Jesus era o único cabeça da Igreja. Quando Cristo ordena João escrever às 7
igrejas da Ásia, não as colocam sobre a jurisdição eclesiástica de nenhum
apóstolo em particular a não ser dEle mesmo.
Diversidade nos Costumes
Podemos através do livro de Atos e de algumas epístolas paulinas
formar um perfil, ainda que imperfeito, da igreja apostólica.
Existia não pouca diversidade entre elas sobre questões de disciplina e
costumes. A adoração espontânea na igreja de Corinto estava em nítido contraste
com a das igrejas palestinas que baseavam sua adoração no modelo da sinagoga
judaica. Por exemplo, enquanto na Igreja de Corinto foi aconselhado o uso do
véu, este mesmo uso não foi seguido por nenhuma outra. As pesquisas no N.T
apontam duas tendências dentro da igreja cristã: uma judaica e outra helenista
(grega); por causa dessa diversidade começou haver divergências entre seus
membros (Atos 6). O concílio de Jerusalém deixou claro que nenhum costume
judaico seria imposto nas igrejas gentias, enquanto os cristãos judaicos
poderiam livremente praticar os costumes de sua nação, como se abster de certos
alimentos, guardar dias, participar de festas, ir ao templo etc…
Ao entrar o segundo e terceiro séculos essas diversidades não
acabaram, pelo contrário, aumentaram. Quem nos faz saber isso são os
historiadores eclesiásticos Eusébio de Cesaréia (c.265-340) e
posteriormente Sócrates (c.379-450) e Sozomen (c.375-447). Eles apontam grandes
diferenças quanto à celebração da páscoa, jejuns, casamento e outros costumes
seguidos pelas igrejas do oriente e ocidente. A divergência entre as várias
igrejas é sinal de que o cristianismo primitivo era diversificado. O já citado
padre comblim afirma que ainda pelo ano 150 “cada Igreja segue o seu
desenvolvimento próprio. Daí, uma notável variedade nas fórmulas de fé, na
liturgia e na organização.” [4]
De fato, havia unidade mais que uniformidade.
Diversidades de Crenças
Também a diversidade de crenças era um fato constante entre o
cristianismo primitivo. Convém salientar que o pilar onde se apoia a unidade
doutrinária do catolicismo é a chamada “tradição”; ela é a mãe de todas as
doutrinas extrabíblicas desta igreja. Os apologistas católicos afirmam que sua
igreja possui unidade doutrinária por se basear na fé comum dos pais da igreja.

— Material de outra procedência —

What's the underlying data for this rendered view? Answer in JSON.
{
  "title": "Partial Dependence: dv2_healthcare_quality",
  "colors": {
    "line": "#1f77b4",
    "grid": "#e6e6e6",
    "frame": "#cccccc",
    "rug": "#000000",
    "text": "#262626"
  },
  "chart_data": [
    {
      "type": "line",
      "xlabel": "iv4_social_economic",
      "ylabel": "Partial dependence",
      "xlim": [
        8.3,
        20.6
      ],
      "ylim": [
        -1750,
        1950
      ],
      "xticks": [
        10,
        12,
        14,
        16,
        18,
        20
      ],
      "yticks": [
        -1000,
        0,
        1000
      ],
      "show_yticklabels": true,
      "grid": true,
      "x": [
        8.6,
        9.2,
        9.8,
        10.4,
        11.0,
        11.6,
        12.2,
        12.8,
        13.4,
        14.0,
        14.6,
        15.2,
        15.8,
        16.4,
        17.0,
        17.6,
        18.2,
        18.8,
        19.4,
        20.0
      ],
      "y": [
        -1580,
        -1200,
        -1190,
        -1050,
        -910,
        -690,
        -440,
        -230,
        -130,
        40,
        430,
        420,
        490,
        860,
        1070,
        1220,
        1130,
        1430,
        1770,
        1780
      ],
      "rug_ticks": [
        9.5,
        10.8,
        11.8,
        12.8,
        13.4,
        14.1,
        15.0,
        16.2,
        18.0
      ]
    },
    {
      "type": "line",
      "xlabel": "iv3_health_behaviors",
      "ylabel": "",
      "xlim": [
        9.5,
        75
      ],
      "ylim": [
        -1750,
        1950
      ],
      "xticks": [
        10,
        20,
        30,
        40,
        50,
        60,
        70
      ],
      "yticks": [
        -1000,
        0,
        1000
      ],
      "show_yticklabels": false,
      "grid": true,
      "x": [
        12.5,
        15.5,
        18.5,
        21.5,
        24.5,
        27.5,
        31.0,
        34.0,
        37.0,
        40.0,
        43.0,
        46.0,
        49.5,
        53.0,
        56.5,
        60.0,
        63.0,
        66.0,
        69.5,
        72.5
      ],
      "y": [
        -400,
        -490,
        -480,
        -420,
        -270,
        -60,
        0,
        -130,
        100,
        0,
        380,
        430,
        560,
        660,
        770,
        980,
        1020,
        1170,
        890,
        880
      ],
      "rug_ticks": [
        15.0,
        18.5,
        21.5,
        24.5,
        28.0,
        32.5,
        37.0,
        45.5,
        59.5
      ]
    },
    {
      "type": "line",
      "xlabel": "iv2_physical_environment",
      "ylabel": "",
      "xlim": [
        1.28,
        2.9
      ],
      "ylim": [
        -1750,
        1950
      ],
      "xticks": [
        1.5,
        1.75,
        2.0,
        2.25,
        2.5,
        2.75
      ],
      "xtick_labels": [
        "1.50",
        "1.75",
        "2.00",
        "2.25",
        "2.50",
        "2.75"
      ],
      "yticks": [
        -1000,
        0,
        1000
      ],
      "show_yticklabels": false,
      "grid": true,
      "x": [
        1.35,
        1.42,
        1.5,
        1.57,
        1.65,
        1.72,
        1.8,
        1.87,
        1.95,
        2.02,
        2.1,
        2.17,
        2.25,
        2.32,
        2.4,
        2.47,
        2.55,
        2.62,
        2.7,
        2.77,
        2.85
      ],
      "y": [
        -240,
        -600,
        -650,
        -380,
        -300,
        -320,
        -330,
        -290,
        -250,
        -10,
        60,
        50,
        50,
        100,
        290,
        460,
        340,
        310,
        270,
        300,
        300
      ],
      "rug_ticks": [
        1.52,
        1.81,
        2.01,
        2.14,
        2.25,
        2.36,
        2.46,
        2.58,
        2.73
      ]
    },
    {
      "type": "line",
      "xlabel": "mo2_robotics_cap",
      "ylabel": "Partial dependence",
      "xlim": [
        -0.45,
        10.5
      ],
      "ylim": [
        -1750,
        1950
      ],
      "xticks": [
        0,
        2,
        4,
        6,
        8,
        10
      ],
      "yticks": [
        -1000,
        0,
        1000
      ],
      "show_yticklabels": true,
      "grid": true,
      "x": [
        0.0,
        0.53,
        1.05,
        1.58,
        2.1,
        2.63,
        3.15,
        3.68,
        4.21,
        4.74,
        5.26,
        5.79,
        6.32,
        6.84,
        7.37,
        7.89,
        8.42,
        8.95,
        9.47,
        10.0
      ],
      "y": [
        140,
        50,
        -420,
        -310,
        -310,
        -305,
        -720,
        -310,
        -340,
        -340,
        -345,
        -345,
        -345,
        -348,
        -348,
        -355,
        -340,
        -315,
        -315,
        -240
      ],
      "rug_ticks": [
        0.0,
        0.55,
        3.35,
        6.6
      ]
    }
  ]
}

Dizem que as doutrinas sustentadas hoje por eles sempre foram a mesma da igreja
primitiva dada e sustentada pelo consenso dos pais primitivos. Contudo, o
ex-padre Aníbal P. Reis, diz que a assertiva da cúria papal de que havia
unanimidade e consenso de opinião entre os pais da igreja, tornou-se um tanto
utópica, quando se “constatou, porém, que só numa coisa eles concordavam:
– é que discordavam em tudo.” [5]
E realmente era assim, muitos pais da igreja sustentavam
opiniões divergentes entre si, não havia essa alegada uniformidade doutrinária
como quer passar o catolicismo. Observe algumas doutrinas em que eles
divergiam:
Batismo Infantil
Tertuliano (contra)
Orígenes (a favor)
Imaculada Conceição de Maria
Anselmo, São Bernardo, papa leão I, papa Gregório,
Inocêncio III (contra)
Ireneu, Santo Efrém (a favor)
Virgindade Perpétua de Maria
Tertuliano, Hegesipo, Ireneu, Eusébio (contra)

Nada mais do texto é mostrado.